雲皎月輕哼一聲,明顯不信她所言:“你隻是想來這吃頓飯?騙人的吧你!誰不知道你最愛與京中權貴暗通款曲,現在還來裝什麼清高?可笑!”
洛凰無奈扶額,她是真懶得再跟雲皎月解釋。
原主此前的性情較為放蕩,與京中權貴皆有往來,直至被太子俘獲芳心後方才收斂。但是她這麼做並非生性如此,而是為了拉幫結派,鞏固洛氏在京中的地位。

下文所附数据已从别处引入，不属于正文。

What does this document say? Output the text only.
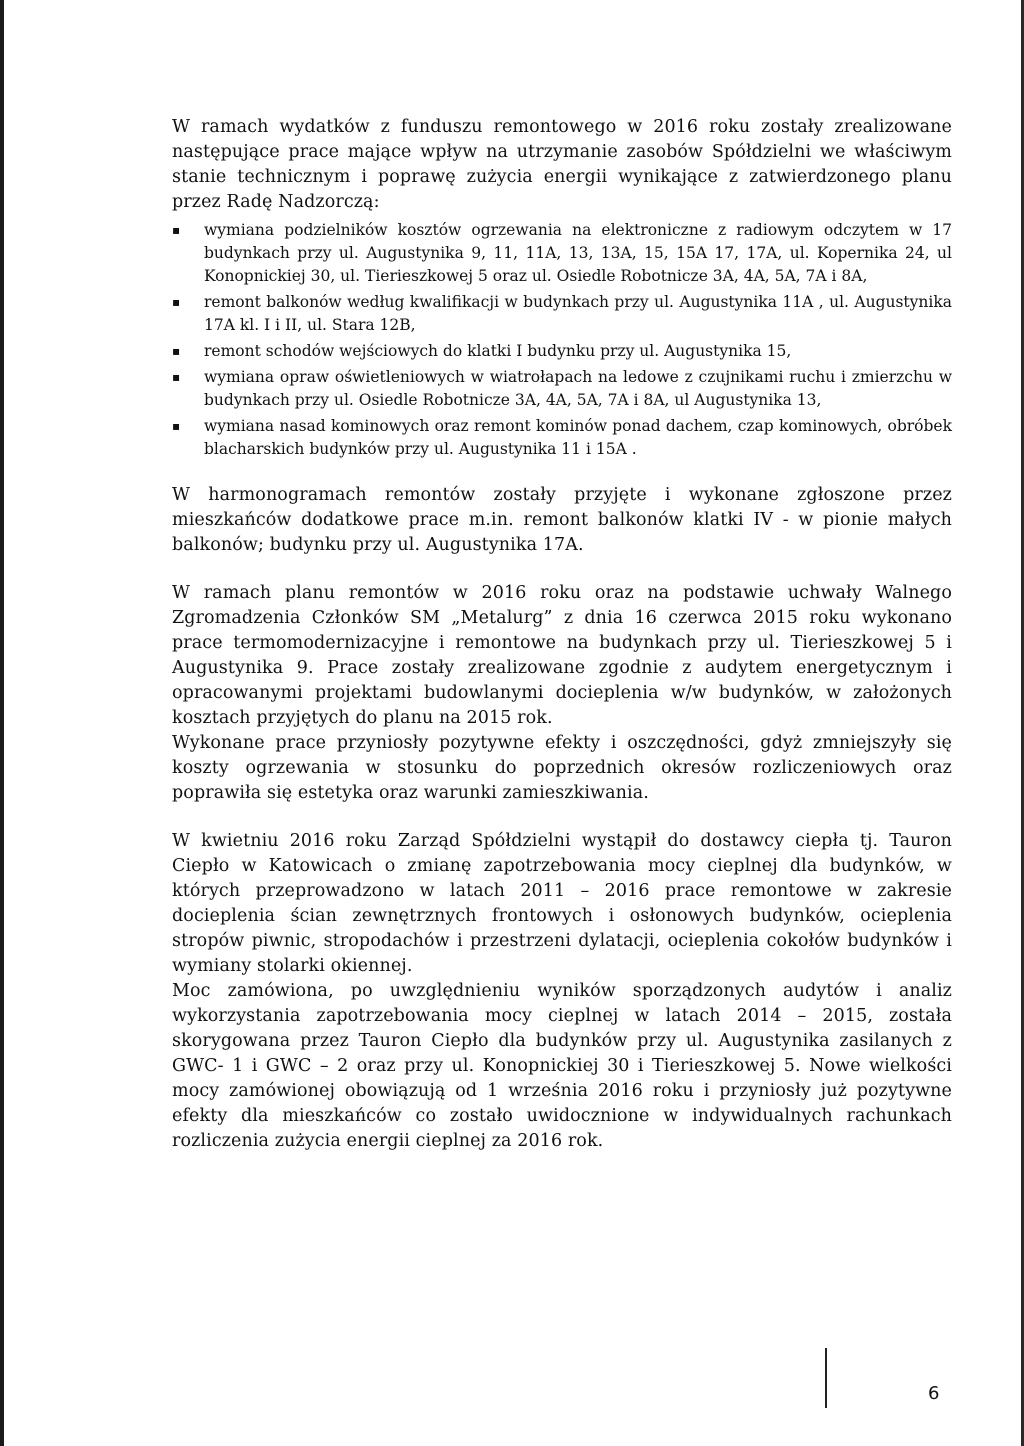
W ramach wydatków z funduszu remontowego w 2016 roku zostały zrealizowane następujące prace mające wpływ na utrzymanie zasobów Spółdzielni we właściwym stanie technicznym i poprawę zużycia energii wynikające z zatwierdzonego planu przez Radę Nadzorczą:

▪ wymiana podzielników kosztów ogrzewania na elektroniczne z radiowym odczytem w 17 budynkach przy ul. Augustynika 9, 11, 11A, 13, 13A, 15, 15A 17, 17A, ul. Kopernika 24, ul Konopnickiej 30, ul. Tierieszkowej 5 oraz ul. Osiedle Robotnicze 3A, 4A, 5A, 7A i 8A,
▪ remont balkonów według kwalifikacji w budynkach przy ul. Augustynika 11A , ul. Augustynika 17A kl. I i II, ul. Stara 12B,
▪ remont schodów wejściowych do klatki I budynku przy ul. Augustynika 15,
▪ wymiana opraw oświetleniowych w wiatrołapach na ledowe z czujnikami ruchu i zmierzchu w budynkach przy ul. Osiedle Robotnicze 3A, 4A, 5A, 7A i 8A, ul Augustynika 13,
▪ wymiana nasad kominowych oraz remont kominów ponad dachem, czap kominowych, obróbek blacharskich budynków przy ul. Augustynika 11 i 15A .

W harmonogramach remontów zostały przyjęte i wykonane zgłoszone przez mieszkańców dodatkowe prace m.in. remont balkonów klatki IV - w pionie małych balkonów; budynku przy ul. Augustynika 17A.

W ramach planu remontów w 2016 roku oraz na podstawie uchwały Walnego Zgromadzenia Członków SM „Metalurg” z dnia 16 czerwca 2015 roku wykonano prace termomodernizacyjne i remontowe na budynkach przy ul. Tierieszkowej 5 i Augustynika 9. Prace zostały zrealizowane zgodnie z audytem energetycznym i opracowanymi projektami budowlanymi docieplenia w/w budynków, w założonych kosztach przyjętych do planu na 2015 rok.

Wykonane prace przyniosły pozytywne efekty i oszczędności, gdyż zmniejszyły się koszty ogrzewania w stosunku do poprzednich okresów rozliczeniowych oraz poprawiła się estetyka oraz warunki zamieszkiwania.

W kwietniu 2016 roku Zarząd Spółdzielni wystąpił do dostawcy ciepła tj. Tauron Ciepło w Katowicach o zmianę zapotrzebowania mocy cieplnej dla budynków, w których przeprowadzono w latach 2011 – 2016 prace remontowe w zakresie docieplenia ścian zewnętrznych frontowych i osłonowych budynków, ocieplenia stropów piwnic, stropodachów i przestrzeni dylatacji, ocieplenia cokołów budynków i wymiany stolarki okiennej.

Moc zamówiona, po uwzględnieniu wyników sporządzonych audytów i analiz wykorzystania zapotrzebowania mocy cieplnej w latach 2014 – 2015, została skorygowana przez Tauron Ciepło dla budynków przy ul. Augustynika zasilanych z GWC- 1 i GWC – 2 oraz przy ul. Konopnickiej 30 i Tierieszkowej 5. Nowe wielkości mocy zamówionej obowiązują od 1 września 2016 roku i przyniosły już pozytywne efekty dla mieszkańców co zostało uwidocznione w indywidualnych rachunkach rozliczenia zużycia energii cieplnej za 2016 rok.

6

洛家嫡長女美豔張揚,很有手段,這在京中權貴之間是人儘皆知。
也唯有那位不諳世事的陳王不知道這些事了。
洛凰隻有選他,才能勉強與太子對抗。
“你不信拉倒,反正我就是來吃飯的,你不屑於與我同流合汙,那就在外麵站著吧!”洛凰不想再搭理雲皎月,也沒有因她帶刺的話而惱怒,大步便跨進了酒樓。
“洛凰!”
雲皎月氣急敗壞地大喊,然而洛凰是頭也不回,她站在原地一跺腳氣憤地移開視線,“哼!不進去便不進去,誰樂意跟著你!”